Judgment Operators: A Composition-Invariant Substrate for Multi-Agent Action Spaces

As large language models (LLMs) are increasingly composed into heterogeneous multi-agent systems, a fundamental reliability challenge emerges: knowledge and governance **fragment across agents**, leading to composition-dependent behaviors and **linear scaling** of violations. We introduce **Judgment Operators (JO)**, a decision-time framework that adapts corrective projection via precedent memory from agent actions onto admissible sets. JO establishes a *unified projection interface* in which governance constraints $\mathcal{C}$ define the *target admissible set* and corrective precedents $\mathcal{P}$ provide *executable corrective knowledge* for adapting the projection map. The centralized operator $\Pi_J: \mathcal{X} \to \mathcal{X}_J$ implements four-way intervention semantics (*Allow*, *Edit*, *Escalate*, *Deny*), enabling minimal repair without modifying agent internals. We formalize JO as an *adaptive projection operator* and establish guarantees of: (1) **composition-invariant enforcement** with **constant violation probability** (vs. linear scaling without JO); (2) **sublinear mistake accumulation** for online adaptation via JO-A under recurring violations; and (3) **semantic preservation** for code transformation tasks via structure-preserving projection.
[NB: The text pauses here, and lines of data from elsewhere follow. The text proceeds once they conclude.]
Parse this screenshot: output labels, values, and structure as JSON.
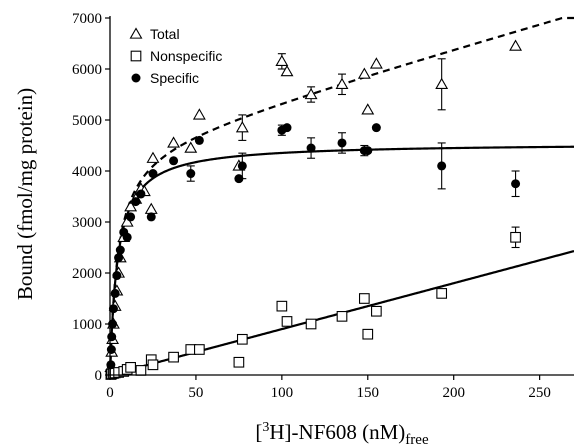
{
  "chart_data": {
    "type": "scatter",
    "xlabel": {
      "main": "[",
      "sup": "3",
      "rest": "H]-NF608 (nM)",
      "sub": "free"
    },
    "ylabel": "Bound (fmol/mg protein)",
    "xlim": [
      0,
      270
    ],
    "ylim": [
      0,
      7000
    ],
    "xticks": [
      0,
      50,
      100,
      150,
      200,
      250
    ],
    "yticks": [
      0,
      1000,
      2000,
      3000,
      4000,
      5000,
      6000,
      7000
    ],
    "legend_position": "top-left",
    "series": [
      {
        "name": "Total",
        "marker": "triangle-open",
        "points": [
          {
            "x": 0.5,
            "y": 150
          },
          {
            "x": 1,
            "y": 450
          },
          {
            "x": 1.5,
            "y": 700
          },
          {
            "x": 2,
            "y": 1000
          },
          {
            "x": 3,
            "y": 1350
          },
          {
            "x": 4,
            "y": 1650
          },
          {
            "x": 5,
            "y": 2000
          },
          {
            "x": 6,
            "y": 2300
          },
          {
            "x": 8,
            "y": 2700
          },
          {
            "x": 10,
            "y": 3000
          },
          {
            "x": 12,
            "y": 3300
          },
          {
            "x": 15,
            "y": 3450
          },
          {
            "x": 18,
            "y": 3650
          },
          {
            "x": 20,
            "y": 3600
          },
          {
            "x": 24,
            "y": 3250
          },
          {
            "x": 25,
            "y": 4250
          },
          {
            "x": 37,
            "y": 4550
          },
          {
            "x": 47,
            "y": 4450
          },
          {
            "x": 52,
            "y": 5100
          },
          {
            "x": 75,
            "y": 4100
          },
          {
            "x": 77,
            "y": 4850,
            "err": 250
          },
          {
            "x": 100,
            "y": 6150,
            "err": 150
          },
          {
            "x": 103,
            "y": 5950
          },
          {
            "x": 117,
            "y": 5500,
            "err": 150
          },
          {
            "x": 135,
            "y": 5700,
            "err": 200
          },
          {
            "x": 148,
            "y": 5900
          },
          {
            "x": 150,
            "y": 5200
          },
          {
            "x": 155,
            "y": 6100
          },
          {
            "x": 193,
            "y": 5700,
            "err": 500
          },
          {
            "x": 236,
            "y": 6450
          }
        ]
      },
      {
        "name": "Nonspecific",
        "marker": "square-open",
        "points": [
          {
            "x": 0.5,
            "y": 10
          },
          {
            "x": 1,
            "y": 20
          },
          {
            "x": 2,
            "y": 30
          },
          {
            "x": 3,
            "y": 40
          },
          {
            "x": 5,
            "y": 50
          },
          {
            "x": 8,
            "y": 70
          },
          {
            "x": 10,
            "y": 110
          },
          {
            "x": 12,
            "y": 150
          },
          {
            "x": 18,
            "y": 90
          },
          {
            "x": 24,
            "y": 300
          },
          {
            "x": 25,
            "y": 200
          },
          {
            "x": 37,
            "y": 350
          },
          {
            "x": 47,
            "y": 500
          },
          {
            "x": 52,
            "y": 500
          },
          {
            "x": 75,
            "y": 250
          },
          {
            "x": 77,
            "y": 700
          },
          {
            "x": 100,
            "y": 1350
          },
          {
            "x": 103,
            "y": 1050
          },
          {
            "x": 117,
            "y": 1000
          },
          {
            "x": 135,
            "y": 1150
          },
          {
            "x": 148,
            "y": 1500
          },
          {
            "x": 150,
            "y": 800
          },
          {
            "x": 155,
            "y": 1250
          },
          {
            "x": 193,
            "y": 1600
          },
          {
            "x": 236,
            "y": 2700,
            "err": 200
          }
        ]
      },
      {
        "name": "Specific",
        "marker": "circle-filled",
        "points": [
          {
            "x": 0.5,
            "y": 200
          },
          {
            "x": 0.8,
            "y": 500
          },
          {
            "x": 1,
            "y": 750
          },
          {
            "x": 1.5,
            "y": 1000
          },
          {
            "x": 2,
            "y": 1300
          },
          {
            "x": 3,
            "y": 1600
          },
          {
            "x": 4,
            "y": 1950
          },
          {
            "x": 5,
            "y": 2300
          },
          {
            "x": 6,
            "y": 2450
          },
          {
            "x": 8,
            "y": 2800
          },
          {
            "x": 10,
            "y": 2700
          },
          {
            "x": 12,
            "y": 3100
          },
          {
            "x": 15,
            "y": 3400
          },
          {
            "x": 18,
            "y": 3550
          },
          {
            "x": 24,
            "y": 3100
          },
          {
            "x": 25,
            "y": 3950
          },
          {
            "x": 37,
            "y": 4200
          },
          {
            "x": 47,
            "y": 3950,
            "err": 150
          },
          {
            "x": 52,
            "y": 4600
          },
          {
            "x": 75,
            "y": 3850
          },
          {
            "x": 77,
            "y": 4100,
            "err": 250
          },
          {
            "x": 100,
            "y": 4800,
            "err": 100
          },
          {
            "x": 103,
            "y": 4850
          },
          {
            "x": 117,
            "y": 4450,
            "err": 200
          },
          {
            "x": 135,
            "y": 4550,
            "err": 200
          },
          {
            "x": 148,
            "y": 4400,
            "err": 100
          },
          {
            "x": 150,
            "y": 4400
          },
          {
            "x": 155,
            "y": 4850
          },
          {
            "x": 193,
            "y": 4100,
            "err": 450
          },
          {
            "x": 236,
            "y": 3750,
            "err": 250
          }
        ]
      }
    ],
    "fits": [
      {
        "series": "Total",
        "style": "dashed",
        "Bmax": 4550,
        "Kd": 4.5,
        "ns": 9.6
      },
      {
        "series": "Specific",
        "style": "solid",
        "Bmax": 4550,
        "Kd": 4.5,
        "ns": 0
      },
      {
        "series": "Nonspecific",
        "style": "solid",
        "Bmax": 0,
        "Kd": 1,
        "ns": 9.0
      }
    ]
  }
}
Empirically, JO provides *portable corrective knowledge transfer*: (1) **capability**---learns and reuses corrective precedents under recurring violations, improving task success over strong baselines; (2) **governance**---achieves *near-perfect constraint enforcement* in fully verifiable settings (0\% observed violation rate vs. 48--68\% for baseline methods); and (3) **portability**---enables *13.5--20.5\% absolute zero-shot cross-model transfer* where few-shot prompting fails. Judgment Operators thus provide a **portable, auditable, and composable interface** for both decision-time governance and capability injection in multi-agent LLM systems, addressing fragmentation at its architectural root through **adaptive, composition-invariant projection**.